Who Bears the Burden and How
USDA trade staff must coordinate APHIS, FSIS, trade officials, and USTR consultation before and during negotiations. USTR retains trade-agreement authority but must be consulted on advance disease-outbreak export arrangements. Importing-country governments must negotiate disease-risk terms before outbreaks if they want predictable U.S. market access. Livestock export managers still face foreign market closures if agreements are not reached or disease controls are not accepted.
Key Provisions
- Amends the Animal Health Protection Act to authorize advance animal disease export negotiations.
- Allows regionalization, zoning, compartmentalization, and similar agreements with key export markets.
- Requires negotiations to account for accepted global research advances where practicable.
- Preserves USTR authority and avoids conditioning unrelated trade agreements on the animal disease provisions.
Evidence Chain:
This summary is generated from the full bill text using AI analysis. Expand "Detailed Analysis" below for identified beneficiaries/burden bearers with clause-level evidence links.
At a Glance
What This Bill Does
Authorizes USDA, through APHIS, FSIS, and trade officials, to negotiate advance regionalization and compartmentalization agreements that protect U.S. livestock and animal-product exports during animal disease outbreaks.
Key Policy Areas
Agriculture, Trade, Animal Health
Primary Purpose
Authorizes USDA, through APHIS, FSIS, and trade officials, to negotiate advance regionalization and compartmentalization agreements that protect U.S. livestock and animal-product exports during animal disease outbreaks.
Policy Domains
Resolution provisions
Identified Gains
- Livestock farmers
- Meat manufacturers
- Poultry manufacturers
- APHIS administrators
- FSIS export staff
- Foreign buyers of U.S. animal products
Identified Costs
- USDA trade staff
- USTR
- Importing-country governments
- Livestock export managers without disease agreements
Sponsors
Legislative Progress
In CommitteeMr. Feenstra (for himself and Mr. Panetta) introduced the following …
Referred to the Committee on Agriculture, and in addition to …
Introduced in House
Stakeholder Effects
cui bono?How this legislation distributes effects.

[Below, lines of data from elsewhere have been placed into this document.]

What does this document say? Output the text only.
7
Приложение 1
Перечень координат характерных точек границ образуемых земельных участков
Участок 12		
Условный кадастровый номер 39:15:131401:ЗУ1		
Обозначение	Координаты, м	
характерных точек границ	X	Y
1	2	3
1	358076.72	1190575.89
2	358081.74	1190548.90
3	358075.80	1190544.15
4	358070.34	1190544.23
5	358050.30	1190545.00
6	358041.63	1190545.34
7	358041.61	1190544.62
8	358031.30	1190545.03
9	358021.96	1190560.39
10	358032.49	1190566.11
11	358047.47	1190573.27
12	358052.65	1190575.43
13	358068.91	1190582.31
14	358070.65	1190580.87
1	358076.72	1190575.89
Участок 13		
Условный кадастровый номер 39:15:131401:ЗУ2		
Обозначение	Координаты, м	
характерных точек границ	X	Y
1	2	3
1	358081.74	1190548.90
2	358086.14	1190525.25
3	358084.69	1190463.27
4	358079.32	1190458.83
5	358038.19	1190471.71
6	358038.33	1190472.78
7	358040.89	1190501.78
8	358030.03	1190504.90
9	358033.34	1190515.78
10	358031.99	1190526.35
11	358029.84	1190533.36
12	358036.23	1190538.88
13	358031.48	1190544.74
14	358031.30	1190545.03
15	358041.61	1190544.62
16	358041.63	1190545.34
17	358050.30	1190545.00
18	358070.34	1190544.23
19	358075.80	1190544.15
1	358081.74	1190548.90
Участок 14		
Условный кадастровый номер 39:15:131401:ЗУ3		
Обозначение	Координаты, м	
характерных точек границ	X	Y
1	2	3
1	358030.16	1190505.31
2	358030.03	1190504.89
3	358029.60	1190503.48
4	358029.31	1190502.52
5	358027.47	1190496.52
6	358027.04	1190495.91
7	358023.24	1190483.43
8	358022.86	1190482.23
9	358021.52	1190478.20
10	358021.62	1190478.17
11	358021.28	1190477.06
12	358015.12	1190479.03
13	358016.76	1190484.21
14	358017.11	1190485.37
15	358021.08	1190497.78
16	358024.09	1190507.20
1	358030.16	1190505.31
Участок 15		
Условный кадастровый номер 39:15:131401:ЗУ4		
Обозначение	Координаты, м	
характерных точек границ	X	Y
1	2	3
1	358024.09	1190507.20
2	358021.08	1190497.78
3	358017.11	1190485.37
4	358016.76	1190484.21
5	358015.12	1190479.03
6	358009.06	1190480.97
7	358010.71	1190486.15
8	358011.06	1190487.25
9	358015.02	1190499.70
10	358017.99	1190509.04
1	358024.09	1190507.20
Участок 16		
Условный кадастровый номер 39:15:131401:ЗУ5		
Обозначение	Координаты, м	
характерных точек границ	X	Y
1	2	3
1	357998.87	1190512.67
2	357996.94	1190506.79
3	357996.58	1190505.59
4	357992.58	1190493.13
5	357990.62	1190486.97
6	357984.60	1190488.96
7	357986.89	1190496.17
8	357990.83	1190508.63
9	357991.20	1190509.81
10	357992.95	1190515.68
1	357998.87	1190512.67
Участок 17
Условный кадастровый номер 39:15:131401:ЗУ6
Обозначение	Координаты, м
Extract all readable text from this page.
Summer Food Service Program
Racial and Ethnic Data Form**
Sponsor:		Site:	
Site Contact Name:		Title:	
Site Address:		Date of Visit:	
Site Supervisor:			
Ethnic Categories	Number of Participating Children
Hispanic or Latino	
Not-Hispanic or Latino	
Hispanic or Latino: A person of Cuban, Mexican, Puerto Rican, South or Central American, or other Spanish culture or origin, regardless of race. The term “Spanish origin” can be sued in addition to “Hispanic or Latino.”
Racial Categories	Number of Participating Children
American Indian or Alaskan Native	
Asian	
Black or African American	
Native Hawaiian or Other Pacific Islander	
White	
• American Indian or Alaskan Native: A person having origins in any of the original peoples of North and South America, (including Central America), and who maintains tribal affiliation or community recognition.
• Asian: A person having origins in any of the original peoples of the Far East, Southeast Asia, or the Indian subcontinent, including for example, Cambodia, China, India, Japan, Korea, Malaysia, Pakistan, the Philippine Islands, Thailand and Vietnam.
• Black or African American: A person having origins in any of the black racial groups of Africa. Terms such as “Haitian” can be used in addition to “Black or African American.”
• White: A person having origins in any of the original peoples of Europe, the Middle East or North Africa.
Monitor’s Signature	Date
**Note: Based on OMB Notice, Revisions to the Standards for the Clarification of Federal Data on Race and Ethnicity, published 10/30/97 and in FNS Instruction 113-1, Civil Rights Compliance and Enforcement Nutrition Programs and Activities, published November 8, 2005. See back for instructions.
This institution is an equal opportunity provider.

Mention counts reflect frequency, not effect magnitude.
APHIS administrators, FSIS export staff, Importing-country governments
Positive-direction: APHIS administrators, FSIS export staff
Negative-direction: Importing-country governments, USDA trade staff, USTR
Bill Structure & Actor Mappings
Who is "The Secretary" in each section?
We use a combination of our own taxonomy and classification in addition to large language models to assess meaning and potential beneficiaries. High confidence means strong textual evidence. Always verify with the original bill text.